What dose of botulinum toxin should I receive?
There is no standard Botulinum toxin dose. The dose for each patient with SD has to be customized for the patient due to the severity of his or her SD, the patient's voice demands and response to Botulinum toxin. The most common doses range from 1.0 to 2.5 units placed in the right and left vocal fold muscles for the treatment of AdSD. The range for a unilateral injection for AdSD is typically from 2.5 to 10 units.
Should I be receiving unilateral or bilateral Botulinum toxin injections for my SD?
Once again, there is no standard rules for injecting Botulinum toxin regarding dose or number of locations. Most commonly, bilateral injections are done for adductor spasmodic dysphonia. This is based on the notion that the disorder is bilateral and symmetric. However, in certain patients a unilateral injection may be preferable to minimize side effects. For AbSD, it is typical to inject either one side only or one side with a large dose and the other side a small dose. The patient will then return approximately three weeks following this procedure for a repeat injection, depending upon the response to the first injection.
What happens if I do not get treatment?
Available treatments for both forms of SD are able only to alleviate symptoms. Opting not to be treated has no effect on the underlying central nervous system disorder. Patients should only continue with treatment if they feel it is of benefit to them.
What are the common complications?
Most complications of treatment are the result of either inaccuracy of injection or inappropriate dosing of botulinum toxin.If an injection is not well placed, the toxin may have no effect, or it may be reduced. This can be corrected by repeating the injection.
Difficulty swallowing is probably the most common side effect. Since the larynx lies next to the entrance of the esophagus, and since laryngeal muscles are small and located fairly deep within the neck, toxin may inadvertently reach the esophageal or pharyngeal muscles. Weakening of these muscles, when added to the weakening of the vocal folds that results from treatment, can result in altered or impaired swallowing. Some temporary change in swallowing is reported by up to 17% of patients treated. In the vast majority of cases, this is more of an inconvenience than a danger. However, it is possible to impair swallowing more severely, and even theoretically to cause a lung infection from food entering the trachea (windpipe). Because the effect of botulinum toxin is temporary, it is usually necessary only to exercise caution while eating or drinking until the situation returns to normal. This is usually a matter of days or weeks, although in very rare cases, the problem may persist for the entire three months that the toxin has effect. Difficulty with swallowing (especially liquids) following botulinum toxin injection is often most noticeable with the first injection and may decrease with subsequent injections.
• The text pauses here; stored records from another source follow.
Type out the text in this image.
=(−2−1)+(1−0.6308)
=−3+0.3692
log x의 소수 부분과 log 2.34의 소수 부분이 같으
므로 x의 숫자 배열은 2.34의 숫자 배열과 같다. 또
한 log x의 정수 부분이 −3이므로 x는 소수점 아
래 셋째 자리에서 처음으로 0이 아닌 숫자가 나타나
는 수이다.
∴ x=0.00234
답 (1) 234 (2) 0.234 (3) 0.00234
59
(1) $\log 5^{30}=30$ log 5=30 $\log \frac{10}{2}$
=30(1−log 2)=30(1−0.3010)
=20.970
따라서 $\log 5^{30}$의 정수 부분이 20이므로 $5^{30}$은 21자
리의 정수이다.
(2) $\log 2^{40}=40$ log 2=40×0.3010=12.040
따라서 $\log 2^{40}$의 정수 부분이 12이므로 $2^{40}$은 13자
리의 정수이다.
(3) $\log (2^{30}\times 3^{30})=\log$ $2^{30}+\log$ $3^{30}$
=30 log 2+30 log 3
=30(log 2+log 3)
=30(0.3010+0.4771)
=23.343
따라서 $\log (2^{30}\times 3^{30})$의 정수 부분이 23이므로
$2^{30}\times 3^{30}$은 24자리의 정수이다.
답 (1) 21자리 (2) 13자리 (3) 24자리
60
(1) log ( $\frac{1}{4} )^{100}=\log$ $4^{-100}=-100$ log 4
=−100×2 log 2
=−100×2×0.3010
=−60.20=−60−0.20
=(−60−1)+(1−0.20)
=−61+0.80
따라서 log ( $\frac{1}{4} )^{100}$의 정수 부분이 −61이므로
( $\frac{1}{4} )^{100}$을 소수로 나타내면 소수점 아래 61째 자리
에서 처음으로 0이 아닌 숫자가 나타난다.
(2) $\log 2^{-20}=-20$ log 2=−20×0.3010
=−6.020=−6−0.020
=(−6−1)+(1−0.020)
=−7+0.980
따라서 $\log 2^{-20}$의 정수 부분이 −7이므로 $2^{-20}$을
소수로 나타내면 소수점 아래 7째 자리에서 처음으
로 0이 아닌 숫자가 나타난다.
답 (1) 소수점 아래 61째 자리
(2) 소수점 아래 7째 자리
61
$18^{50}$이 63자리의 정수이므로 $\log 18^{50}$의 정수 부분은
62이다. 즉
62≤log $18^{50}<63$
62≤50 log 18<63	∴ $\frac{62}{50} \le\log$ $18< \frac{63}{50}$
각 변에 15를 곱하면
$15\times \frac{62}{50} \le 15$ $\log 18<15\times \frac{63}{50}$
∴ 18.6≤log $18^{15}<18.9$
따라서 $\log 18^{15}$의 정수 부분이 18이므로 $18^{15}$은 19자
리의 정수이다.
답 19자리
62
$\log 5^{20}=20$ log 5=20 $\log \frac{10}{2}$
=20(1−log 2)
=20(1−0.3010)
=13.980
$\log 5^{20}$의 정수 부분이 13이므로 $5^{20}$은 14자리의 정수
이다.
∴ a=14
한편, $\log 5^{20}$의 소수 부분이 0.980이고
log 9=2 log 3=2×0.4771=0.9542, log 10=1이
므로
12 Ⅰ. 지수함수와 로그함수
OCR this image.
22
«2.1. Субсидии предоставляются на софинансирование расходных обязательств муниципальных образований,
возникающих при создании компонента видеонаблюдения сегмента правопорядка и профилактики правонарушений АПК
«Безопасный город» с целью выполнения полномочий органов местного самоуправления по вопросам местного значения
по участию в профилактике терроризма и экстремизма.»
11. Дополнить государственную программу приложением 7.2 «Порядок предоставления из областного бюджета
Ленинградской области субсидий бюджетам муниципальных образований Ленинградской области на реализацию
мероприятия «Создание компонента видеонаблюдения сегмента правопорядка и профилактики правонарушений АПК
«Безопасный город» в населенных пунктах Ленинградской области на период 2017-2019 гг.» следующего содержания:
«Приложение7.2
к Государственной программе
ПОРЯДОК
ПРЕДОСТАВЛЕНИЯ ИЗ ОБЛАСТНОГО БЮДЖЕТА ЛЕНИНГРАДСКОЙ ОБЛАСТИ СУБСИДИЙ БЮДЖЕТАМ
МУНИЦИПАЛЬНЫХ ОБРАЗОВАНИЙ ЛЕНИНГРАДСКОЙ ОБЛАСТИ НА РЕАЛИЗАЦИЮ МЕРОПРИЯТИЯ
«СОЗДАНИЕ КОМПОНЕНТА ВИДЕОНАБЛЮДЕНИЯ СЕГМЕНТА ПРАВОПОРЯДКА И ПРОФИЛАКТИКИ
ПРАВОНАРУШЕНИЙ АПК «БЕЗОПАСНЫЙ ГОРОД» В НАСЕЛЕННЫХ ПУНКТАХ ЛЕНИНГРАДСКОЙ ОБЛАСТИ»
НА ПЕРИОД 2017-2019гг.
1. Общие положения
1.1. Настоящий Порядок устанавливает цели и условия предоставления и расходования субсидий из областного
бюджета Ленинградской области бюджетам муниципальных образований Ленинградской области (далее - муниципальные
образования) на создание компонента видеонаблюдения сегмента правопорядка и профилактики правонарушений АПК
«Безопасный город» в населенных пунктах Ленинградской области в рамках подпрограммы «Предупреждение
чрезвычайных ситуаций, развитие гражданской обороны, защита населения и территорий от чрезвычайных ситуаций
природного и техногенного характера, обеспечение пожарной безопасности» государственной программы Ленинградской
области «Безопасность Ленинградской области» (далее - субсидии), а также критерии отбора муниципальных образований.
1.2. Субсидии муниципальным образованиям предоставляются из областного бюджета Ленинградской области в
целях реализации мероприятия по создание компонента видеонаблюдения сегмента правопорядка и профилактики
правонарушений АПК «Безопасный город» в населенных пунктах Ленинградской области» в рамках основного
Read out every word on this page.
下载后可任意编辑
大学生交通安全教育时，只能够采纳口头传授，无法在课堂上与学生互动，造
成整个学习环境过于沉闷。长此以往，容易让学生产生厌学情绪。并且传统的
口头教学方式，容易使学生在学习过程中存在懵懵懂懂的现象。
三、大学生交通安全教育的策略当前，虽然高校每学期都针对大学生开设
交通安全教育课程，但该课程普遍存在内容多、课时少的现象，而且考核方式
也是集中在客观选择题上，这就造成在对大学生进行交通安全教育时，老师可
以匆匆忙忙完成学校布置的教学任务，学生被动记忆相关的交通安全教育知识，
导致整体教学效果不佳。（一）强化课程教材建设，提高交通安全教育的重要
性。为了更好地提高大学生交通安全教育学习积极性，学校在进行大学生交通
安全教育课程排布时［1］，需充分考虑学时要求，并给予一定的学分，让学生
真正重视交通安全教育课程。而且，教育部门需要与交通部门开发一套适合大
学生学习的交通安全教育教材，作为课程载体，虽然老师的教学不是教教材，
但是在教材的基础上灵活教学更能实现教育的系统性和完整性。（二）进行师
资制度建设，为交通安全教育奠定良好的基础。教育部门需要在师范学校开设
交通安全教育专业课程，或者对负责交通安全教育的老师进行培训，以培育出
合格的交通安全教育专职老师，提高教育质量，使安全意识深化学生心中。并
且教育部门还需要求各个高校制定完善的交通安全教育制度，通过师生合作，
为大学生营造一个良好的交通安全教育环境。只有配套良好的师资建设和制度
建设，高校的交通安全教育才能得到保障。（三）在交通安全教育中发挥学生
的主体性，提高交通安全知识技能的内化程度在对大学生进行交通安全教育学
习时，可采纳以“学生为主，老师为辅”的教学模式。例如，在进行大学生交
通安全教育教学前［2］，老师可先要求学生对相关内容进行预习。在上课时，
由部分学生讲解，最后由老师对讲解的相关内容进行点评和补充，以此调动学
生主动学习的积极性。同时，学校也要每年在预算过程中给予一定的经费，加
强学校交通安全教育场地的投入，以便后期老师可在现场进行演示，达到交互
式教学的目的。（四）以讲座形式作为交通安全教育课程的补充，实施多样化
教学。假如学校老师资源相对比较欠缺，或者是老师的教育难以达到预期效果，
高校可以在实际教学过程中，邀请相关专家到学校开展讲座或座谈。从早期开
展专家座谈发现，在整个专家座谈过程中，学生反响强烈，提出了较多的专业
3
Infection as a result of botulinum toxin injection performed in the office with normal attention to cleanliness and sterile technique has not been reported.
Minor bleeding and bruising at the injection site may occur, especially in those patients who take aspirin or blood thinners. Serious bleeding has not been reported.
There are side effects specific to each type of SD as a result of over-dosing the affected muscles. Because botulinum toxin has a very pronounced effect for the first several days, some minor unwanted effects are often seen following injection. In AdSD, these consist of a soft, breathy voice and difficulty when drinking liquids. Both of these occur because the treated vocal folds are not able to come together completely. In AbSD, there may be some breathing restriction because the treated vocal fold is not able to move aside fully. Administering too much toxin results in these effects becoming more pronounced and lasting longer. Obviously, great care is used in the treatment of AbSD so as to avoid breathing difficulties.
Side effects can be minimized and sometimes even eliminated by altering dose or injection pattern feedback. Information from the patient's experience with the previous injection is essential in making the necessary adjustments and each new injection should be preceded by a discussion between patient and physician about the effects of the previous one.
What about surgical treatments for SD?
Surgery for SD, like surgery for all dystonias, is a second-choice treatment, used in those cases in which botulinum toxin treatment is, for one reason or another, not possible, ineffective or poorly tolerated. This is because in the past, a disappointingly large number of patients have had a recurrence of symptoms months to years after surgery. In this respect as well, surgery for SD is like surgery for other dystonias.
The idea behind surgery for SD is the same as the one behind botulinum toxin treatment: the weakening of muscles that spasm. Surgeons initially cut or crushed the nerve to the vocal fold, called the recurrent laryngeal nerve. Despite encouraging initial results, about two-thirds of patients developed symptoms of SD again within three years. Furthermore, one vocal fold remained paralyzed by this procedure, a condition that has its own drawbacks (link to Vocal Fold Paralysis). Surgeons have also tried cutting the secondary nerve to the larynx, known as the superior laryngeal nerve; thinning the muscle of the vocal fold (myectomy); and manipulating the larynx so that the vocal folds lie farther apart (lateralization thyroplasty) or are under less tension (anterior commissure release). None of these techniques has resulted in satisfactory long-term control of symptoms.